All mimsy were the borogoves,

      And the mome raths outgrabe.

“Beware the Jabberwock, my son!

      The jaws that bite, the claws that catch!

Beware the Jubjub bird, and shun

      The frumious Bandersnatch!”

He took his vorpal sword in hand;

      Long time the manxome foe he sought—

So rested he by the Tumtum tree

      And stood awhile in thought.

And, as in uffish thought he stood,

      The Jabberwock, with eyes of flame,

Came whiffling through the tulgey wood,

      And burbled as it came!

One, two! One, two! And through and through

      The vorpal blade went snicker-snack!

He left it dead, and with its head

      He went galumphing back.

“And hast thou slain the Jabberwock?

      Come to my arms, my beamish boy!

O frabjous day! Callooh! Callay!”

      He chortled in his joy.

Jabberwocky Image

Submitted by Andrea Espinoza

So, from my earliest days, poetry has always been in my consciousness. When I was seven years old and living with my grandparents in Trinidad, one of my care packages contained the book “Through the Looking Glass” by Sir Lewis Caroll. Now, to this day, I could not tell you much about the plot of the book, but I always remember this poem that was written in the book.
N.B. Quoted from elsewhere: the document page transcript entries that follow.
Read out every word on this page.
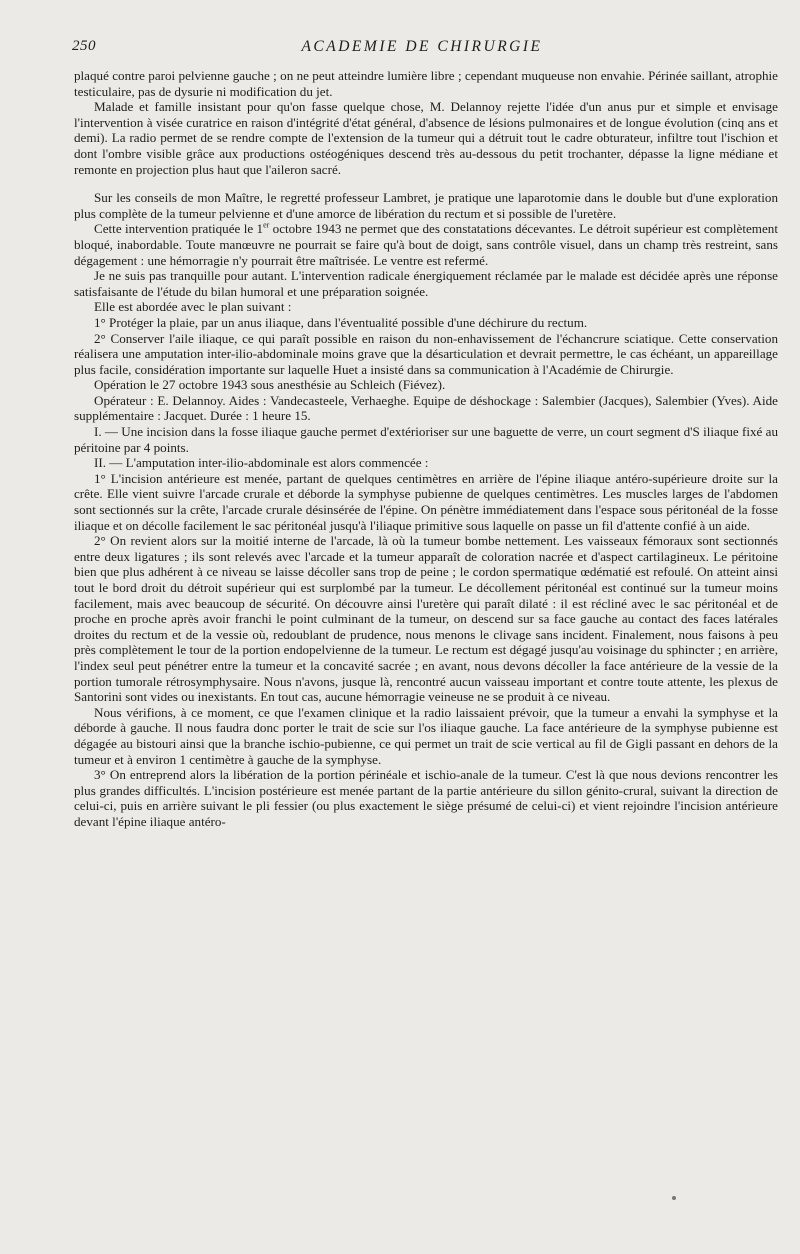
250	ACADEMIE DE CHIRURGIE

plaqué contre paroi pelvienne gauche ; on ne peut atteindre lumière libre ; cependant muqueuse non envahie. Périnée saillant, atrophie testiculaire, pas de dysurie ni modification du jet.

Malade et famille insistant pour qu'on fasse quelque chose, M. Delannoy rejette l'idée d'un anus pur et simple et envisage l'intervention à visée curatrice en raison d'intégrité d'état général, d'absence de lésions pulmonaires et de longue évolution (cinq ans et demi). La radio permet de se rendre compte de l'extension de la tumeur qui a détruit tout le cadre obturateur, infiltre tout l'ischion et dont l'ombre visible grâce aux productions ostéogéniques descend très au-dessous du petit trochanter, dépasse la ligne médiane et remonte en projection plus haut que l'aileron sacré.

Sur les conseils de mon Maître, le regretté professeur Lambret, je pratique une laparotomie dans le double but d'une exploration plus complète de la tumeur pelvienne et d'une amorce de libération du rectum et si possible de l'uretère.

Cette intervention pratiquée le 1er octobre 1943 ne permet que des constatations décevantes. Le détroit supérieur est complètement bloqué, inabordable. Toute manœuvre ne pourrait se faire qu'à bout de doigt, sans contrôle visuel, dans un champ très restreint, sans dégagement : une hémorragie n'y pourrait être maîtrisée. Le ventre est refermé.

Je ne suis pas tranquille pour autant. L'intervention radicale énergiquement réclamée par le malade est décidée après une réponse satisfaisante de l'étude du bilan humoral et une préparation soignée.

Elle est abordée avec le plan suivant :

1° Protéger la plaie, par un anus iliaque, dans l'éventualité possible d'une déchirure du rectum.

2° Conserver l'aile iliaque, ce qui paraît possible en raison du non-enhavissement de l'échancrure sciatique. Cette conservation réalisera une amputation inter-ilio-abdominale moins grave que la désarticulation et devrait permettre, le cas échéant, un appareillage plus facile, considération importante sur laquelle Huet a insisté dans sa communication à l'Académie de Chirurgie.

Opération le 27 octobre 1943 sous anesthésie au Schleich (Fiévez).

Opérateur : E. Delannoy. Aides : Vandecasteele, Verhaeghe. Equipe de déshockage : Salembier (Jacques), Salembier (Yves). Aide supplémentaire : Jacquet. Durée : 1 heure 15.

I. — Une incision dans la fosse iliaque gauche permet d'extérioriser sur une baguette de verre, un court segment d'S iliaque fixé au péritoine par 4 points.

II. — L'amputation inter-ilio-abdominale est alors commencée :

1° L'incision antérieure est menée, partant de quelques centimètres en arrière de l'épine iliaque antéro-supérieure droite sur la crête. Elle vient suivre l'arcade crurale et déborde la symphyse pubienne de quelques centimètres. Les muscles larges de l'abdomen sont sectionnés sur la crête, l'arcade crurale désinsérée de l'épine. On pénètre immédiatement dans l'espace sous péritonéal de la fosse iliaque et on décolle facilement le sac péritonéal jusqu'à l'iliaque primitive sous laquelle on passe un fil d'attente confié à un aide.

2° On revient alors sur la moitié interne de l'arcade, là où la tumeur bombe nettement. Les vaisseaux fémoraux sont sectionnés entre deux ligatures ; ils sont relevés avec l'arcade et la tumeur apparaît de coloration nacrée et d'aspect cartilagineux. Le péritoine bien que plus adhérent à ce niveau se laisse décoller sans trop de peine ; le cordon spermatique œdématié est refoulé. On atteint ainsi tout le bord droit du détroit supérieur qui est surplombé par la tumeur. Le décollement péritonéal est continué sur la tumeur moins facilement, mais avec beaucoup de sécurité. On découvre ainsi l'uretère qui paraît dilaté : il est récliné avec le sac péritonéal et de proche en proche après avoir franchi le point culminant de la tumeur, on descend sur sa face gauche au contact des faces latérales droites du rectum et de la vessie où, redoublant de prudence, nous menons le clivage sans incident. Finalement, nous faisons à peu près complètement le tour de la portion endopelvienne de la tumeur. Le rectum est dégagé jusqu'au voisinage du sphincter ; en arrière, l'index seul peut pénétrer entre la tumeur et la concavité sacrée ; en avant, nous devons décoller la face antérieure de la vessie de la portion tumorale rétrosymphysaire. Nous n'avons, jusque là, rencontré aucun vaisseau important et contre toute attente, les plexus de Santorini sont vides ou inexistants. En tout cas, aucune hémorragie veineuse ne se produit à ce niveau.

Nous vérifions, à ce moment, ce que l'examen clinique et la radio laissaient prévoir, que la tumeur a envahi la symphyse et la déborde à gauche. Il nous faudra donc porter le trait de scie sur l'os iliaque gauche. La face antérieure de la symphyse pubienne est dégagée au bistouri ainsi que la branche ischio-pubienne, ce qui permet un trait de scie vertical au fil de Gigli passant en dehors de la tumeur et à environ 1 centimètre à gauche de la symphyse.

3° On entreprend alors la libération de la portion périnéale et ischio-anale de la tumeur. C'est là que nous devions rencontrer les plus grandes difficultés. L'incision postérieure est menée partant de la partie antérieure du sillon génito-crural, suivant la direction de celui-ci, puis en arrière suivant le pli fessier (ou plus exactement le siège présumé de celui-ci) et vient rejoindre l'incision antérieure devant l'épine iliaque antéro-
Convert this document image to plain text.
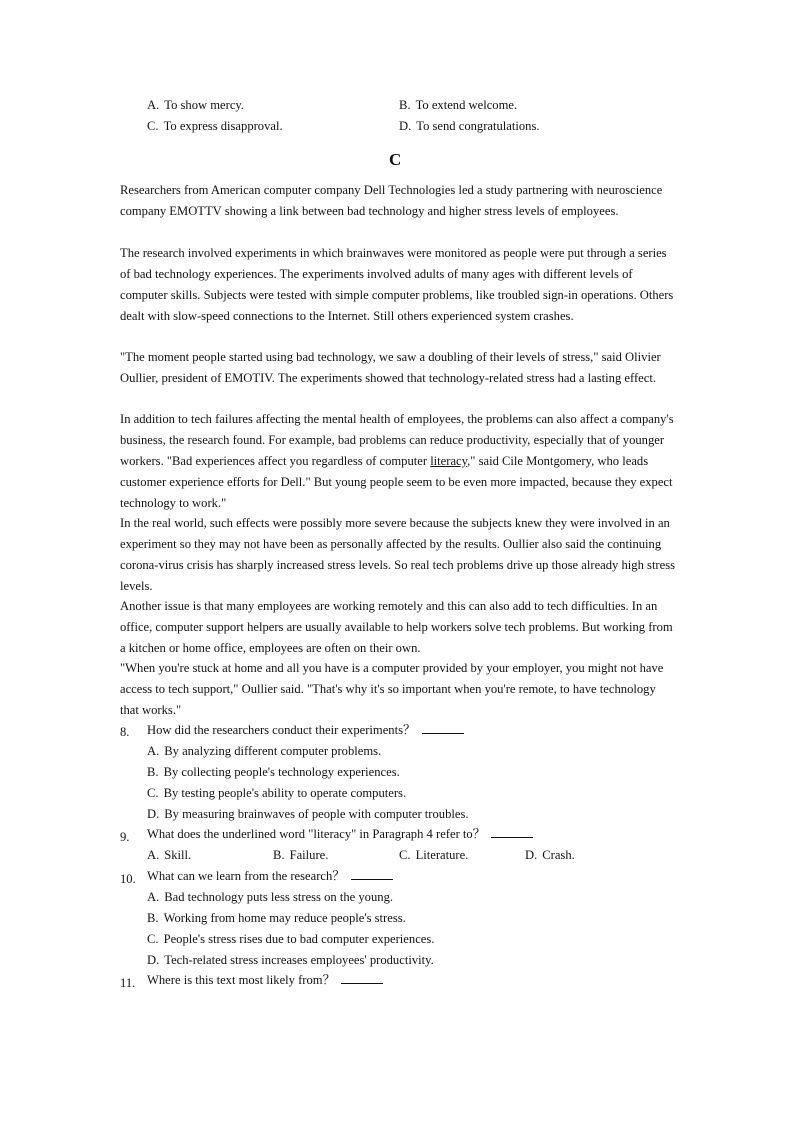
A. To show mercy.	B. To extend welcome.
C. To express disapproval.	D. To send congratulations.
C
Researchers from American computer company Dell Technologies led a study partnering with neuroscience company EMOTTV showing a link between bad technology and higher stress levels of employees.
The research involved experiments in which brainwaves were monitored as people were put through a series of bad technology experiences. The experiments involved adults of many ages with different levels of computer skills. Subjects were tested with simple computer problems, like troubled sign-in operations. Others dealt with slow-speed connections to the Internet. Still others experienced system crashes.
"The moment people started using bad technology, we saw a doubling of their levels of stress," said Olivier Oullier, president of EMOTIV. The experiments showed that technology-related stress had a lasting effect.
In addition to tech failures affecting the mental health of employees, the problems can also affect a company's business, the research found. For example, bad problems can reduce productivity, especially that of younger workers. "Bad experiences affect you regardless of computer literacy," said Cile Montgomery, who leads customer experience efforts for Dell." But young people seem to be even more impacted, because they expect technology to work."
In the real world, such effects were possibly more severe because the subjects knew they were involved in an experiment so they may not have been as personally affected by the results. Oullier also said the continuing corona-virus crisis has sharply increased stress levels. So real tech problems drive up those already high stress levels.
Another issue is that many employees are working remotely and this can also add to tech difficulties. In an office, computer support helpers are usually available to help workers solve tech problems. But working from a kitchen or home office, employees are often on their own.
"When you're stuck at home and all you have is a computer provided by your employer, you might not have access to tech support," Oullier said. "That's why it's so important when you're remote, to have technology that works."
8. How did the researchers conduct their experiments？
A. By analyzing different computer problems.
B. By collecting people's technology experiences.
C. By testing people's ability to operate computers.
D. By measuring brainwaves of people with computer troubles.
9. What does the underlined word "literacy" in Paragraph 4 refer to？
A. Skill.	B. Failure.	C. Literature.	D. Crash.
10. What can we learn from the research？
A. Bad technology puts less stress on the young.
B. Working from home may reduce people's stress.
C. People's stress rises due to bad computer experiences.
D. Tech-related stress increases employees' productivity.
11. Where is this text most likely from？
I think it resonated with me so much because the year that I received this book, we had a really bad rainy season in my village and I used to read this poem whenever the rain and thunder got to be too much. I guess the torrential downpour outside provided an amazing background track for the poem. My favorite aspect of the poem is that Carroll used a lot of his own made-up language. The made-up words transport me to another place and time where we wielded vocabulary as currency and poetry recitation was the norm.

The Prestige by Hanif Abdurraqib

the poem begins not where the knife enters

but where the blade twists.

Some wounds cannot be hushed

no matter the way one writes of blood

& what reflection arrives in its pooling.

The poem begins with pain as a mirror

inside of which I adjust a tie the way my father taught me

before my first funeral & so the poem begins

with old grief again at my neck. On the radio,

a singer born in a place where children watch the sky

for bombs is trying to sell me on love

as something akin to war.

I have no lie to offer as treacherous as this one.

I was most like the bullet when I viewed the body as a door.

I’m past that now. No one will bury their kin

when desire becomes a fugitive

between us. There will be no folded flag

at the doorstep. A person only gets to be called a widow once,

and then they are simply lonely. The bluest period.

Gratitude, not for love itself, but for the way it can end

without a house on fire.

This is how I plan to leave next.

Unceremonious as birth in a country overrun

by the ungrateful living. The poem begins with a chain

of well-meaning liars walking one by one

off the earth’s edge. That’s who died

and made me king. Who died and made you.

Submitted by Joshua Peach

Representing our shared hometown of Columbus, OH, Hanif Abdurraqib is a poet, essayist, and cultural critic. Abdurraqib’s ability to place words in new combinations to create intimate and expansive imagery draws me to his work. With an economy of language, he breathes life into complicated thoughts and feelings.